見つめた先に、昨日までは確かになかったものが存在していたから。
手がカタカタと震え始める。
その震えに合わせるように、ゆらゆら、キラキラと輝くものがある。

「………潤、さん……?」

信じられない気持ちでゆっくり顔を上げると、潤がこれまで見た中で一番優しい顔で微笑んでいた。そのまま上半身を起こしベッドに座ると、美羽の体に手を添えて引き起こし、何も身につけていない体にそっとシーツをかける。
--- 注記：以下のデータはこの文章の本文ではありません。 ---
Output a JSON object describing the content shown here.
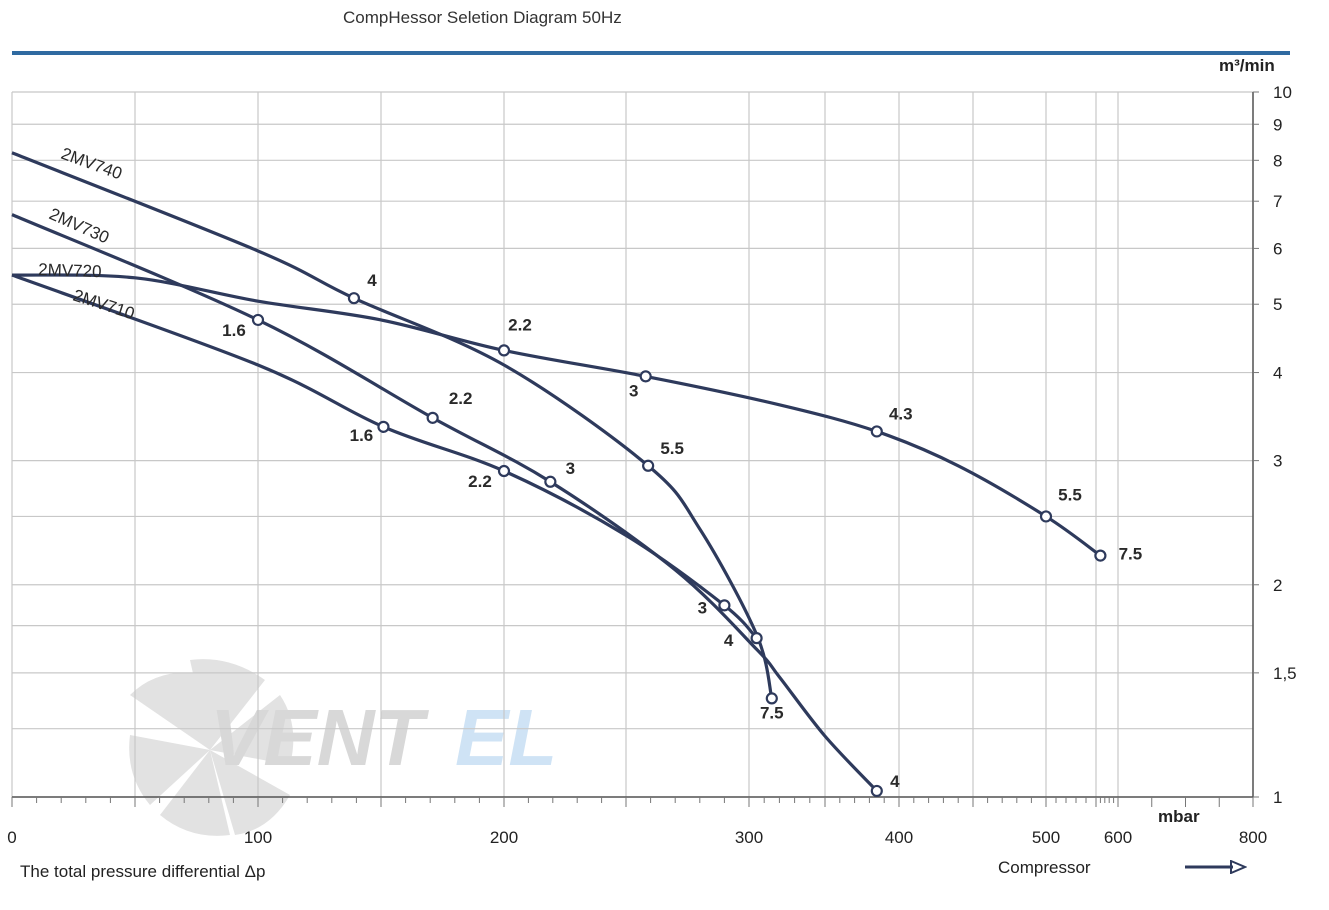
{
  "header": {
    "title": "CompHessor Seletion Diagram 50Hz"
  },
  "footer": {
    "left_label": "The total pressure differential Δp",
    "right_label": "Compressor"
  },
  "colors": {
    "curve": "#2e3a5c",
    "grid": "#c8c8c8",
    "topbar": "#2f6aa1",
    "watermark_gray": "#dcdcdc",
    "watermark_blue": "#cfe3f5"
  },
  "watermark": {
    "text_dark": "VENT",
    "text_light": "EL"
  },
  "chart_data": {
    "type": "line",
    "title": "CompHessor Seletion Diagram 50Hz",
    "xlabel": "The total pressure differential Δp",
    "ylabel": "",
    "x_unit": "mbar",
    "y_unit": "m³/min",
    "y_scale": "log",
    "xlim": [
      0,
      800
    ],
    "ylim": [
      1,
      10
    ],
    "grid": true,
    "x_ticks": [
      "0",
      "100",
      "200",
      "300",
      "400",
      "500",
      "600",
      "800"
    ],
    "y_ticks": [
      "10",
      "9",
      "8",
      "7",
      "6",
      "5",
      "4",
      "3",
      "2",
      "1,5",
      "1"
    ],
    "series": [
      {
        "name": "2MV740",
        "points": [
          [
            0,
            8.2
          ],
          [
            100,
            5.95
          ],
          [
            139,
            5.1
          ],
          [
            200,
            4.1
          ],
          [
            259,
            2.95
          ],
          [
            280,
            2.4
          ],
          [
            305,
            1.7
          ],
          [
            315,
            1.38
          ]
        ],
        "markers": [
          {
            "x": 139,
            "y": 5.1,
            "label": "4"
          },
          {
            "x": 259,
            "y": 2.95,
            "label": "5.5"
          },
          {
            "x": 315,
            "y": 1.38,
            "label": "7.5"
          }
        ]
      },
      {
        "name": "2MV730",
        "points": [
          [
            0,
            6.7
          ],
          [
            100,
            4.75
          ],
          [
            171,
            3.45
          ],
          [
            219,
            2.8
          ],
          [
            270,
            2.1
          ],
          [
            305,
            1.62
          ],
          [
            320,
            1.48
          ],
          [
            350,
            1.22
          ],
          [
            385,
            1.02
          ]
        ],
        "markers": [
          {
            "x": 100,
            "y": 4.75,
            "label": "1.6"
          },
          {
            "x": 171,
            "y": 3.45,
            "label": "2.2"
          },
          {
            "x": 219,
            "y": 2.8,
            "label": "3"
          },
          {
            "x": 385,
            "y": 1.02,
            "label": "4"
          }
        ]
      },
      {
        "name": "2MV720",
        "points": [
          [
            0,
            5.5
          ],
          [
            50,
            5.45
          ],
          [
            100,
            5.05
          ],
          [
            150,
            4.75
          ],
          [
            200,
            4.3
          ],
          [
            258,
            3.95
          ],
          [
            320,
            3.6
          ],
          [
            385,
            3.3
          ],
          [
            440,
            2.95
          ],
          [
            500,
            2.5
          ],
          [
            560,
            2.2
          ]
        ],
        "markers": [
          {
            "x": 200,
            "y": 4.3,
            "label": "2.2"
          },
          {
            "x": 258,
            "y": 3.95,
            "label": "3"
          },
          {
            "x": 385,
            "y": 3.3,
            "label": "4.3"
          },
          {
            "x": 500,
            "y": 2.5,
            "label": "5.5"
          },
          {
            "x": 560,
            "y": 2.2,
            "label": "7.5"
          }
        ]
      },
      {
        "name": "2MV710",
        "points": [
          [
            0,
            5.5
          ],
          [
            100,
            4.1
          ],
          [
            151,
            3.35
          ],
          [
            200,
            2.9
          ],
          [
            250,
            2.35
          ],
          [
            290,
            1.87
          ],
          [
            305,
            1.68
          ]
        ],
        "markers": [
          {
            "x": 151,
            "y": 3.35,
            "label": "1.6"
          },
          {
            "x": 200,
            "y": 2.9,
            "label": "2.2"
          },
          {
            "x": 290,
            "y": 1.87,
            "label": "3"
          },
          {
            "x": 305,
            "y": 1.68,
            "label": "4"
          }
        ]
      }
    ]
  }
}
そして呆然としたまま動かない美羽の左手を取り、ゆっくり顔の前まで持ち上げた。



「美羽、結婚しよう」



………な、に…?
何を言ってるの…?
彼は今、なんて…

零れ落ちそうなほど目を見開き固まる美羽にもう一度優しく、だが力強く語りかける。

「美羽、結婚するぞ」

「……潤さん…? 何言って…」

予想以上の驚きっぷりに思わず苦笑いする。

「フッ、そんなに驚くことじゃないだろ? 俺はもうとっくにそのつもりだったよ」

「……本当、に…?」

「こんなこと嘘言ってどうするんだよ。美羽、返事は?」

握られた手に力が入る。美羽は呆然と、左手に輝くダイヤの指輪から潤に視線を戻すと、震える体を落ち着かせるために大きく深呼吸した。

「私でいいんで…」

「お前以外に誰がいるんだ?」

最後まで聞かずに即答した彼の瞳は強いパワーで漲っている。